Paul Virilio

Paul Virilio (b. 1932) trained at the École des Métiers d’Art, specializing in stained-glass art work, and subsequently worked alongside Henri Matisse and Georges Braque. He studied phenomenology with Maurice Merleau-Ponty at the Sorbonne and in 1958 conducted a phenomenological inquiry into military space. In 1963, he began collaborating with the architect Claude Parent and formed the ‘Architecture Principe’ group. The pair went on to build the Saint-Bernadette du Banlay church at Nevers. After the May 1968 uprising in Paris, Virilio was appointed a professor by the students at the École Spéciale d’Architecture.
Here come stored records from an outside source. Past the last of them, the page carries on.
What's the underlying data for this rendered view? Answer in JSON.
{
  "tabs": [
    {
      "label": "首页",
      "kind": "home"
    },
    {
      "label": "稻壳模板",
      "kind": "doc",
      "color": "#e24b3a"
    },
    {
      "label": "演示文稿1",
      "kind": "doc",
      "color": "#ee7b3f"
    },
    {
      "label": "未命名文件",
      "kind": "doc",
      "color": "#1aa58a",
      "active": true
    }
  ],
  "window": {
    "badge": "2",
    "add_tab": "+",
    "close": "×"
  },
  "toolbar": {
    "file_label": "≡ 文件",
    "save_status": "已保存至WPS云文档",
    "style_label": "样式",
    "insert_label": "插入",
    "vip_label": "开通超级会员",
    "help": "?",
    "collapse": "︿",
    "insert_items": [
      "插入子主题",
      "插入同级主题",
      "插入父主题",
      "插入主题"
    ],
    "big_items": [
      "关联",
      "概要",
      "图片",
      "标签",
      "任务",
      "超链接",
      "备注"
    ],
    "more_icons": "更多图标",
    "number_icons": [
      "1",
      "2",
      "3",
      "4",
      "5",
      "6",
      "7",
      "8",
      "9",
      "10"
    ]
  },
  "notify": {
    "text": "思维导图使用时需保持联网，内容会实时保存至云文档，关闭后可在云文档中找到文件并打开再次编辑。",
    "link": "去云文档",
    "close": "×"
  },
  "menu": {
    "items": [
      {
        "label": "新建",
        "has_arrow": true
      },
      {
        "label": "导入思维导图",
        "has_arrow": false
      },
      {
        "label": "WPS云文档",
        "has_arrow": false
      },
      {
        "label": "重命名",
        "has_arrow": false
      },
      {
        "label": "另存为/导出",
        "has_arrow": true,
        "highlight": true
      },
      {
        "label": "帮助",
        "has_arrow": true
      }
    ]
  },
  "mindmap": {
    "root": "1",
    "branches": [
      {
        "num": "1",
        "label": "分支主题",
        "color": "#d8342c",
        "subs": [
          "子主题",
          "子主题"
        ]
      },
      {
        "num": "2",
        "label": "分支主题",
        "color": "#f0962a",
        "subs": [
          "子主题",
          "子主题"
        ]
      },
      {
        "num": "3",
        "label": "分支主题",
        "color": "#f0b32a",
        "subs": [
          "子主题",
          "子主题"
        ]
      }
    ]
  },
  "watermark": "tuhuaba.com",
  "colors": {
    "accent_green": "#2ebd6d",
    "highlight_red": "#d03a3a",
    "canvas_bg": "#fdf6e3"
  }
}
In 1975, he co-organized the Bunker Archéologie exhibition at the Musée des Arts Décoratifs in Paris, a collection of texts and images relating to the ‘Atlantic Wall’. With L’Insécurité du territoire (1976) and Vitesse et Politique (1977), he began the publication of a series of remarkable essays that have had a major influence on French social thinking. He retired from full-time teaching in 1998 and moved to La Rochelle. In recent years, he has concentrated on writing, on social and political activism, and on mounting high-profile exhibitions (Unknown Quantity, 2003, and Native Land, 2009, at the Fondation Cartier in Paris).